In [None]:
%matplotlib inline
import ast
import json
import urllib
import urllib2
import pandas as pd
import geopandas as gpd
import matplotlib.pyplot as plt
from cStringIO import StringIO

We define a helper function <b>queryCartoDB</b> to wrap around the SQL API of CartoDB. We can simply pass in a public data source (in the form of 'https://{ACCOUNT}.cartodb.com/api/v2/sql', where ACCOUNT is the owner of the data) and a SQL statement for us to query the data in various formats including CSV, JSON, and GeoJSON. The result returned from this function is a file-like object, where we can pass to file readers such as Pandas' <b>read_csv()</b> or the JSON parser.

In our example, <b>source</b> is assigned a citibike data set available on the htv210 account.

We also assign <b>query1</b> and <b>query2</b> as the sample solution of homework 7.

In [None]:
def queryCartoDB(source, query, format='CSV'):
    data = urllib.urlencode({'format': format, 'q': query})
    try:
        response = urllib2.urlopen(source, data)
    except urllib2.HTTPError, e:
        raise ValueError('\n'.join(ast.literal_eval(e.readline())['error']))
    except Exception:
        raise
    return StringIO(response.read())

source = 'https://htv210.cartodb.com/api/v2/sql'
query1 = open('hw7_1.sql', 'r').read()
query2 = open('hw7_2.sql', 'r').read()

We are just playing around with SQL statements in the next step. Note that, data can be retrieved in any format that we prefer.

In [None]:
query = '''
SELECT *
FROM citibike
LIMIT 10
'''

result = queryCartoDB(source, query, 'CSV')
df     = pd.read_csv(result)
df.head()

For the second query, where we would like visualize the output geometries, we use the Python's JSON module to parse the data and feed it to a GeoDataFrame. We can see the result in a plot

In [None]:
result = queryCartoDB(source, query2, 'GeoJSON')
data   = json.loads(result.read())
gdata  = gpd.GeoDataFrame.from_features(data['features'])

In [None]:
f, ax = plt.subplots(1, figsize=(5,10))
gdata.plot(column='trip_count', colormap='OrRd', alpha=1, axes=ax, scheme='QUANTILES', k=9)
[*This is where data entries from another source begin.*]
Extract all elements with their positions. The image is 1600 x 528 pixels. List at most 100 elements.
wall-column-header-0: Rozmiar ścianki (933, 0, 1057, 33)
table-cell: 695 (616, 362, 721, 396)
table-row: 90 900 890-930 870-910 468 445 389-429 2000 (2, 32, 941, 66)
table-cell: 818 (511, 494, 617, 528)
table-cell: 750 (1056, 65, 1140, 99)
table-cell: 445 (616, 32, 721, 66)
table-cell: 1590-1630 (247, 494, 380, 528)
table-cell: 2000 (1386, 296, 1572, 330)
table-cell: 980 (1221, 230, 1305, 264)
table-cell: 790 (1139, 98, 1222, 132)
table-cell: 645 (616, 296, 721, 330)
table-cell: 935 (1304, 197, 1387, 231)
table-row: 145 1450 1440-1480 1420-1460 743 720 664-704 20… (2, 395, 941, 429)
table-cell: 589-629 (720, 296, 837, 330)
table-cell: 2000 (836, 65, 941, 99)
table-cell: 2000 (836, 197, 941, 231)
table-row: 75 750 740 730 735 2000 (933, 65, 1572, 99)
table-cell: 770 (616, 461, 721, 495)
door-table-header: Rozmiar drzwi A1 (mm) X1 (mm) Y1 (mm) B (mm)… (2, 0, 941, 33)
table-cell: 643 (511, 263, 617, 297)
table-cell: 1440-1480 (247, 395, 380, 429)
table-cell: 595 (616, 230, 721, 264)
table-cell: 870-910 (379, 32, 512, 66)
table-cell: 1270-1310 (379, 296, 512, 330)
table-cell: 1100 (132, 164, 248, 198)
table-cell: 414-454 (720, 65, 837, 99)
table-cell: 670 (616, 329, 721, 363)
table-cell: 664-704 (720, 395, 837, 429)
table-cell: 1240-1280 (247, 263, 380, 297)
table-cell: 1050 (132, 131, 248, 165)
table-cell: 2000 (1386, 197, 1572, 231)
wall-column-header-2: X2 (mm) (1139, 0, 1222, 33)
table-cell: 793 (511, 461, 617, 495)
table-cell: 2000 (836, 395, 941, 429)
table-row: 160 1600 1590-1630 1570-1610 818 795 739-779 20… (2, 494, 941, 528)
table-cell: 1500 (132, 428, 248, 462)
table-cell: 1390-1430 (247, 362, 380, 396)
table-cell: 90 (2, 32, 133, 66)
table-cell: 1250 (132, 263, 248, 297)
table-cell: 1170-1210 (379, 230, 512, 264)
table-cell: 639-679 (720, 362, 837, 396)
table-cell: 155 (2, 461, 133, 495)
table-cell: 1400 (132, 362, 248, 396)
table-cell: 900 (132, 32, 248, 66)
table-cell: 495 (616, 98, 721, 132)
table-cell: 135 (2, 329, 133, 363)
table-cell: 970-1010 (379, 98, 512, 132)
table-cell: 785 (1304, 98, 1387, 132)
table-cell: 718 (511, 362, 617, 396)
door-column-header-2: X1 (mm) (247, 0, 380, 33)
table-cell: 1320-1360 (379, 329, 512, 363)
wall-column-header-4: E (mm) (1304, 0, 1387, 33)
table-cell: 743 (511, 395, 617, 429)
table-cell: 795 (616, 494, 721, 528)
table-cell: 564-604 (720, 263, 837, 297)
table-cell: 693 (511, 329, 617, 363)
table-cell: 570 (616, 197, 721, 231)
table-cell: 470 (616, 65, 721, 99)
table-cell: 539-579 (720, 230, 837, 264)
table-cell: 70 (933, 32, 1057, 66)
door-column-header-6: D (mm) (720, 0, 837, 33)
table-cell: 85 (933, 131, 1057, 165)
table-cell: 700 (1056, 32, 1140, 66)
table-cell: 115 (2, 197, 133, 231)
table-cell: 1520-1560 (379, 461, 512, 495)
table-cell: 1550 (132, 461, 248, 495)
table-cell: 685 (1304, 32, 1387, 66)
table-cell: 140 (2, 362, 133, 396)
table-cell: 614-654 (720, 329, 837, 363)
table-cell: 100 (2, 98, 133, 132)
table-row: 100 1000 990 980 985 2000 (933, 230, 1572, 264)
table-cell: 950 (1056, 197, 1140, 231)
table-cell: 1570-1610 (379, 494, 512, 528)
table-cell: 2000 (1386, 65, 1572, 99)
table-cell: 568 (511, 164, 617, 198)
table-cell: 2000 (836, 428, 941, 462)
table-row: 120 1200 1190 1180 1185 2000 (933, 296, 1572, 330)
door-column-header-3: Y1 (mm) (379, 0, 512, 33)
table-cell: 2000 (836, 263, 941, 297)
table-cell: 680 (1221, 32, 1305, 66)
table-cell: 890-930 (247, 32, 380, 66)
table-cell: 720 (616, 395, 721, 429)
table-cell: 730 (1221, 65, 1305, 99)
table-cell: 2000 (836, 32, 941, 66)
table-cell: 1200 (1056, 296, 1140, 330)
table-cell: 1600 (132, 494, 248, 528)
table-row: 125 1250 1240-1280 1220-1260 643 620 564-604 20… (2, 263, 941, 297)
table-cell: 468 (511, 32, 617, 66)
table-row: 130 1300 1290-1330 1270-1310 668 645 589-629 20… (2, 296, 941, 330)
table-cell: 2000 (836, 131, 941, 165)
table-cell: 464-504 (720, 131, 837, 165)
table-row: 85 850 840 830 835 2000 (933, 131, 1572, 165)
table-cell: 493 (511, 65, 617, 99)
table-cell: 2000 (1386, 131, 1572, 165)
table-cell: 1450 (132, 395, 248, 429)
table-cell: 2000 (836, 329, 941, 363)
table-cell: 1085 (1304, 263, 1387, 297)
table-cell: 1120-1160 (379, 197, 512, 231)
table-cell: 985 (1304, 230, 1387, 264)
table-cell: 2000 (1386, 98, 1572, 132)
To make the dots larger, we could create a buffer at each point (200 ft radius) and reassign the GeoDataFrame geometries.

In [None]:
dots   = gdata.set_geometry(gdata.geometry.buffer(100))

In [None]:
f, ax = plt.subplots(1, figsize=(5,10))
dots.plot(column='trip_count', colormap='OrRd', alpha=1, axes=ax, scheme='QUANTILES', k=9)